Victimes de ce « handicap invisible », ces jeunes femmes de la Manche ont choisi de témoigner :

« Les gens ne se rendent pas compte à quel point cela peut être un calvaire. »

Inès et Léa

Les masques, « une catastrophe »

Léa a été appareillée dès l’âge de 3 ans.

« La première chose que ma fille m’a dite quand elle l’a mis, c’est : « Maman, les oiseaux chantent ! »

Isabelle Maman d’Inès et Léa

Cet appareil auditif coûte une fortune pour le petit budget familial : 4 000 €, remboursé 600 € par la mutuelle avant 20 ans, puis 200 €. Mais sans cet objet, impossible d’entendre l’environnement, les voitures, et même les conversations.

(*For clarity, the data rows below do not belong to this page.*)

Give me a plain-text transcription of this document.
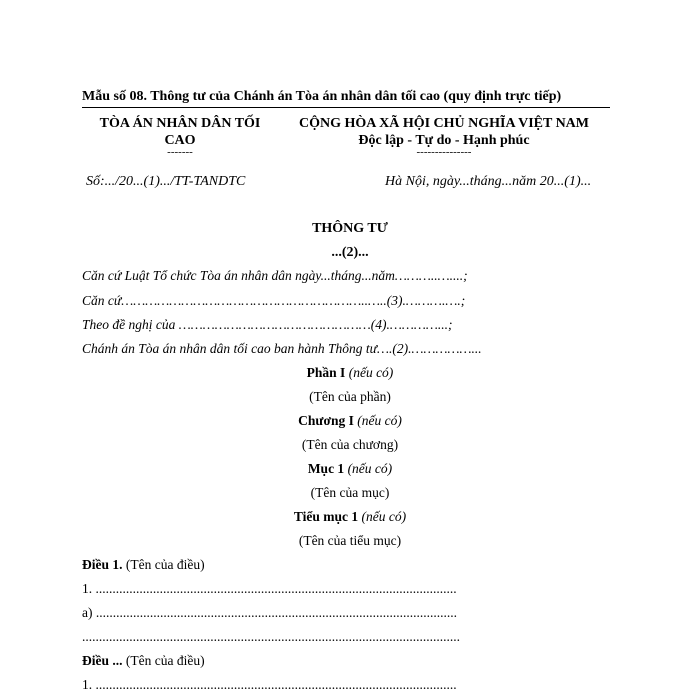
Mẫu số 08. Thông tư của Chánh án Tòa án nhân dân tối cao (quy định trực tiếp)
TÒA ÁN NHÂN DÂN TỐI
CAO
-------
Số:.../20...(1).../TT-TANDTC
CỘNG HÒA XÃ HỘI CHỦ NGHĨA VIỆT NAM
Độc lập - Tự do - Hạnh phúc
---------------
Hà Nội, ngày...tháng...năm 20...(1)...
THÔNG TƯ
...(2)...
Căn cứ Luật Tổ chức Tòa án nhân dân ngày...tháng...năm………..…....;
Căn cứ……………………………………………………..…..(3).……….….;
Theo đề nghị của …………………………………………(4).…………...;
Chánh án Tòa án nhân dân tối cao ban hành Thông tư….(2).……………...
Phần I (nếu có)
(Tên của phần)
Chương I (nếu có)
(Tên của chương)
Mục 1 (nếu có)
(Tên của mục)
Tiểu mục 1 (nếu có)
(Tên của tiểu mục)
Điều 1. (Tên của điều)
1. ...........................................................................................................
a) ...........................................................................................................
................................................................................................................
Điều ... (Tên của điều)
1. ...........................................................................................................
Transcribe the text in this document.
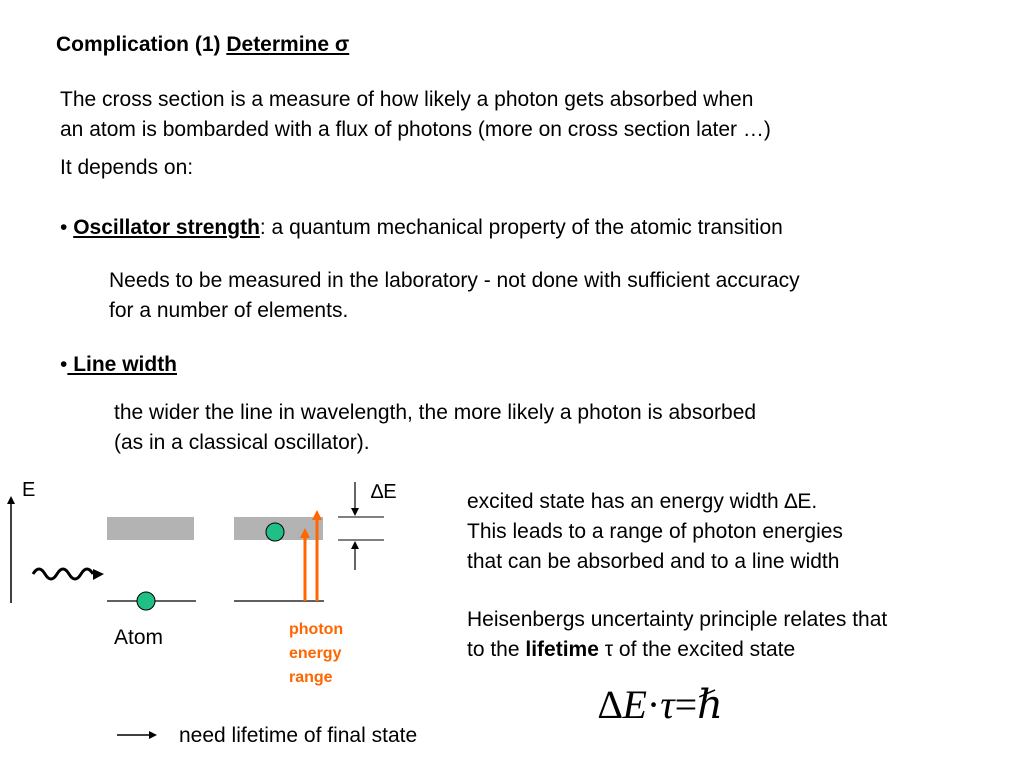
Complication (1) Determine σ
The cross section is a measure of how likely a photon gets absorbed when
an atom is bombarded with a flux of photons (more on cross section later …)
It depends on:
• Oscillator strength: a quantum mechanical property of the atomic transition
Needs to be measured in the laboratory - not done with sufficient accuracy
for a number of elements.
• Line width
the wider the line in wavelength, the more likely a photon is absorbed
(as in a classical oscillator).
E	∆E
Atom	photon
energy
range
excited state has an energy width ∆E.
This leads to a range of photon energies
that can be absorbed and to a line width
Heisenbergs uncertainty principle relates that
to the lifetime τ of the excited state
∆E·τ=ℏ
need lifetime of final state
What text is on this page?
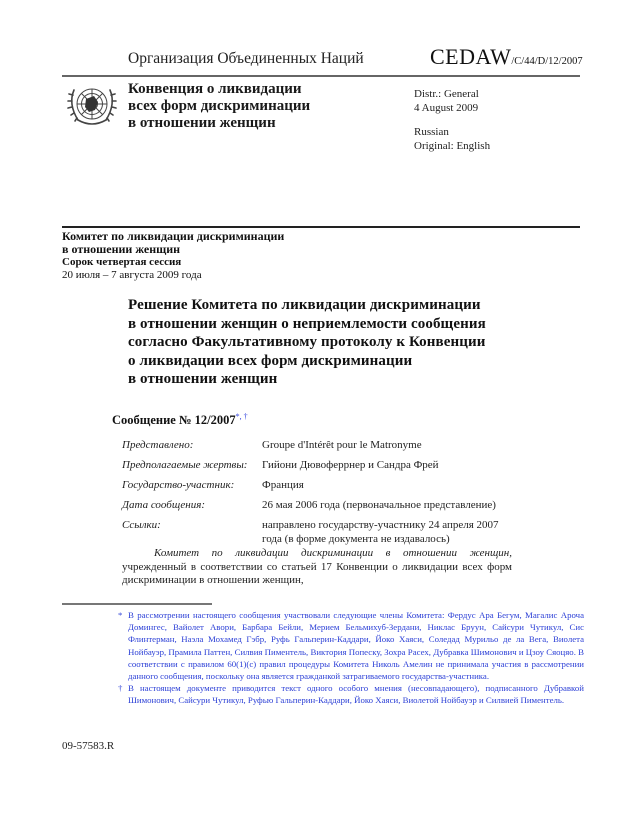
Организация Объединенных Наций	CEDAW/C/44/D/12/2007
Конвенция о ликвидации
всех форм дискриминации
в отношении женщин
Distr.: General
4 August 2009
Russian
Original: English
Комитет по ликвидации дискриминации
в отношении женщин
Сорок четвертая сессия
20 июля – 7 августа 2009 года
Решение Комитета по ликвидации дискриминации
в отношении женщин о неприемлемости сообщения
согласно Факультативному протоколу к Конвенции
о ликвидации всех форм дискриминации
в отношении женщин
Сообщение № 12/2007*, †
Представлено:	Groupe d'Intérêt pour le Matronyme
Предполагаемые жертвы:	Гийони Дювоферрнер и Сандра Фрей
Государство-участник:	Франция
Дата сообщения:	26 мая 2006 года (первоначальное представление)
Ссылки:	направлено государству-участнику 24 апреля 2007 года (в форме документа не издавалось)
Комитет по ликвидации дискриминации в отношении женщин, учрежденный в соответствии со статьей 17 Конвенции о ликвидации всех форм дискриминации в отношении женщин,
* В рассмотрении настоящего сообщения участвовали следующие члены Комитета: Фердус Ара Бегум, Магалис Ароча Домингес, Вайолет Авори, Барбара Бейли, Мерием Бельмихуб-Зердани, Никлас Бруун, Сайсури Чутикул, Сис Флинтерман, Наэла Мохамед Гэбр, Руфь Гальперин-Каддари, Йоко Хаяси, Соледад Мурильо де ла Вега, Виолета Нойбауэр, Прамила Паттен, Силвия Пиментель, Виктория Попеску, Зохра Расех, Дубравка Шимонович и Цзоу Сяоцяо. В соответствии с правилом 60(1)(c) правил процедуры Комитета Николь Амелин не принимала участия в рассмотрении данного сообщения, поскольку она является гражданкой затрагиваемого государства-участника.
† В настоящем документе приводится текст одного особого мнения (несовпадающего), подписанного Дубравкой Шимонович, Сайсури Чутикул, Руфью Гальперин-Каддари, Йоко Хаяси, Виолетой Нойбауэр и Силвией Пиментель.
09-57583.R
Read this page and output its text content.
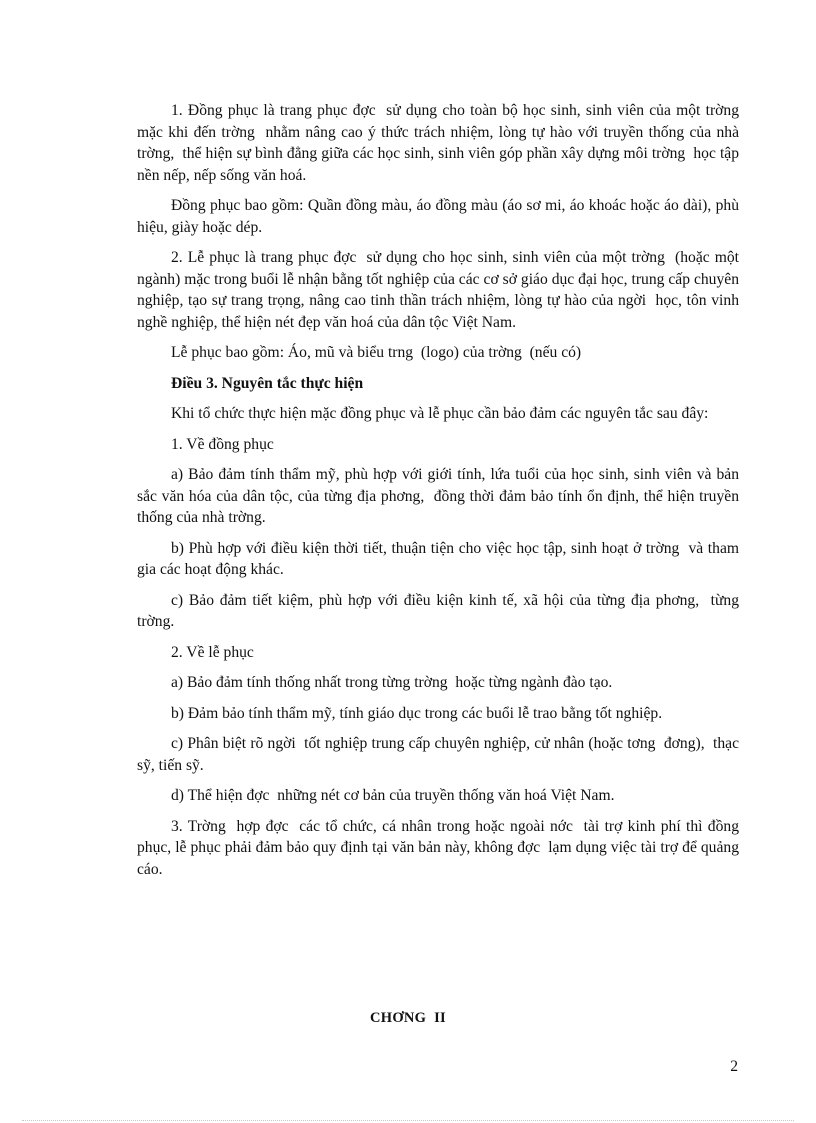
1. Đồng phục là trang phục đợc  sử dụng cho toàn bộ học sinh, sinh viên của một trờng  mặc khi đến trờng  nhằm nâng cao ý thức trách nhiệm, lòng tự hào với truyền thống của nhà trờng,  thể hiện sự bình đẳng giữa các học sinh, sinh viên góp phần xây dựng môi trờng  học tập nền nếp, nếp sống văn hoá.

Đồng phục bao gồm: Quần đồng màu, áo đồng màu (áo sơ mi, áo khoác hoặc áo dài), phù hiệu, giày hoặc dép.

2. Lễ phục là trang phục đợc  sử dụng cho học sinh, sinh viên của một trờng  (hoặc một ngành) mặc trong buổi lễ nhận bằng tốt nghiệp của các cơ sở giáo dục đại học, trung cấp chuyên nghiệp, tạo sự trang trọng, nâng cao tinh thần trách nhiệm, lòng tự hào của ngời  học, tôn vinh nghề nghiệp, thể hiện nét đẹp văn hoá của dân tộc Việt Nam.

Lễ phục bao gồm: Áo, mũ và biểu trng  (logo) của trờng  (nếu có)

Điều 3. Nguyên tắc thực hiện

Khi tổ chức thực hiện mặc đồng phục và lễ phục cần bảo đảm các nguyên tắc sau đây:

1. Về đồng phục

a) Bảo đảm tính thẩm mỹ, phù hợp với giới tính, lứa tuổi của học sinh, sinh viên và bản sắc văn hóa của dân tộc, của từng địa phơng,  đồng thời đảm bảo tính ổn định, thể hiện truyền thống của nhà trờng.

b) Phù hợp với điều kiện thời tiết, thuận tiện cho việc học tập, sinh hoạt ở trờng  và tham gia các hoạt động khác.

c) Bảo đảm tiết kiệm, phù hợp với điều kiện kinh tế, xã hội của từng địa phơng,  từng trờng.

2. Về lễ phục

a) Bảo đảm tính thống nhất trong từng trờng  hoặc từng ngành đào tạo.

b) Đảm bảo tính thẩm mỹ, tính giáo dục trong các buổi lễ trao bằng tốt nghiệp.

c) Phân biệt rõ ngời  tốt nghiệp trung cấp chuyên nghiệp, cử nhân (hoặc tơng  đơng),  thạc sỹ, tiến sỹ.

d) Thể hiện đợc  những nét cơ bản của truyền thống văn hoá Việt Nam.

3. Trờng  hợp đợc  các tổ chức, cá nhân trong hoặc ngoài nớc  tài trợ kinh phí thì đồng phục, lễ phục phải đảm bảo quy định tại văn bản này, không đợc  lạm dụng việc tài trợ để quảng cáo.

CHƠNG  II
2
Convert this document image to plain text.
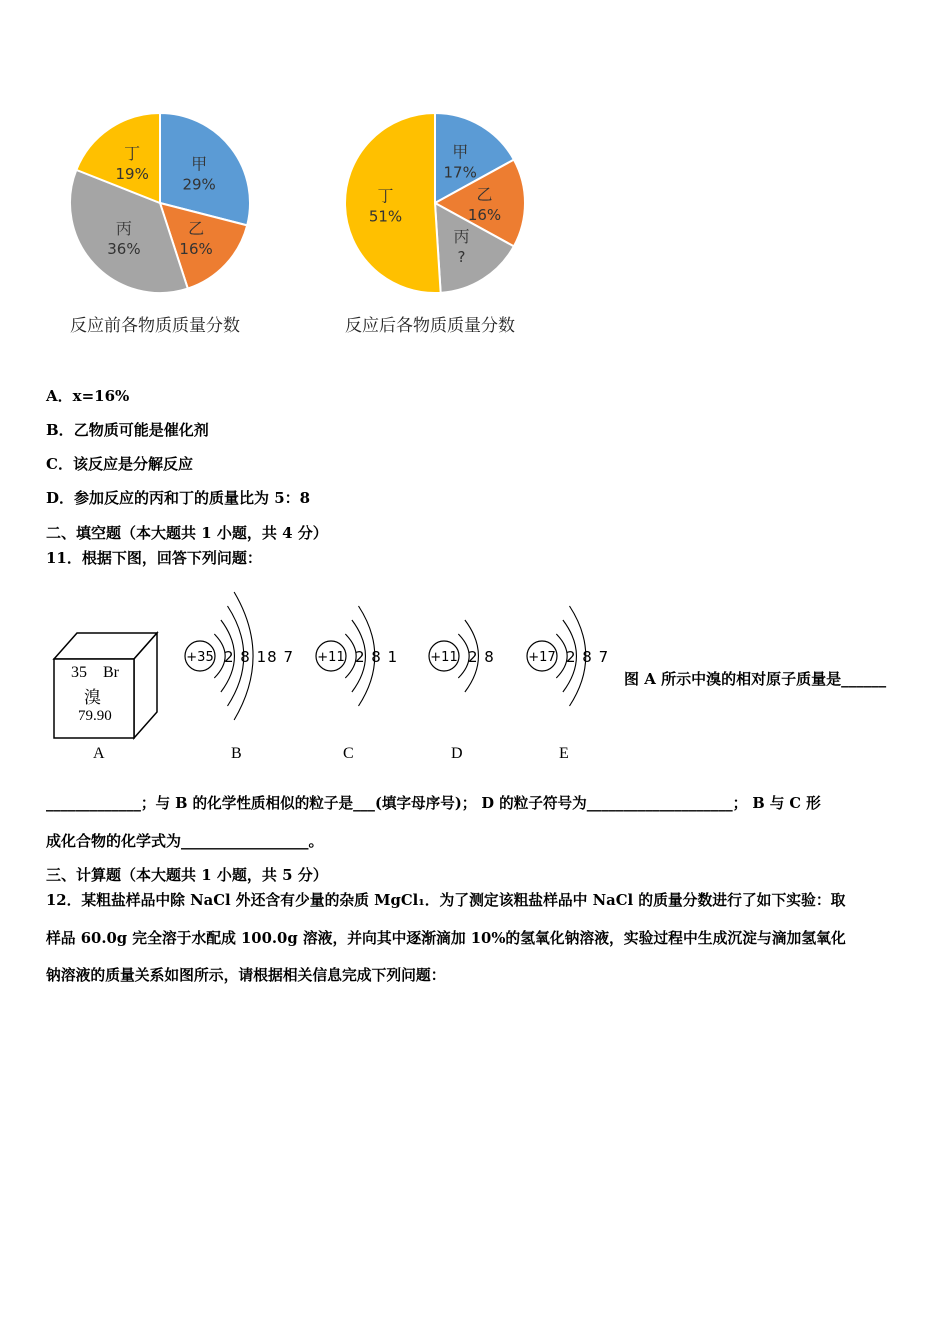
甲
29%
乙
16%
丙
36%
丁
19%
反应前各物质质量分数
甲
17%
乙
16%
丙
?
丁
51%
反应后各物质质量分数
A．x=16%
B．乙物质可能是催化剂
C．该反应是分解反应
D．参加反应的丙和丁的质量比为 5：8
二、填空题（本大题共 1 小题，共 4 分）
11．根据下图，回答下列问题：
35 Br
溴
79.90
A
+35 2 8 18 7 +11 2 8 1 +11 2 8	+17 2 8 7
B	C	D	E
图 A 所示中溴的相对原子质量是______
_____________；与 B 的化学性质相似的粒子是___(填字母序号)； D 的粒子符号为____________________； B 与 C 形
成化合物的化学式为_________________。
三、计算题（本大题共 1 小题，共 5 分）
12．某粗盐样品中除 NaCl 外还含有少量的杂质 MgCl₁．为了测定该粗盐样品中 NaCl 的质量分数进行了如下实验：取
样品 60.0g 完全溶于水配成 100.0g 溶液，并向其中逐渐滴加 10%的氢氧化钠溶液，实验过程中生成沉淀与滴加氢氧化
钠溶液的质量关系如图所示，请根据相关信息完成下列问题：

Il leur a fallu apprendre à lire sur les lèvres comme complément. Alors avec les masques, « c’est une catastrophe ».

Le matin, les deux sœurs ne peuvent pas entendre leur réveil. « Je le mets sous mon oreiller, il me réveille en vibrant et en faisant de la lumière », indique Léa. À leur domicile de Saint-Pierre-Église, les alarmes incendies sont toutes lumineuses et en réseau, sinon elles n’entendraient rien en cas d’urgence.

Harcelées au collège

Ce handicap a entraîné des complications durant leur scolarité, et notamment dans leur relation aux autres élèves. Léa confie avoir été harcelée au collège.

« Certains profitaient de ma surdité pour m’insulter, m’appelaient « la sourde » ou me disaient que je faisais semblant. Mais c’est surtout le regard des autres qui est compliqué. »

Léa

Pour ne rien arranger, « parfois les professeurs oubliaient la surdité ».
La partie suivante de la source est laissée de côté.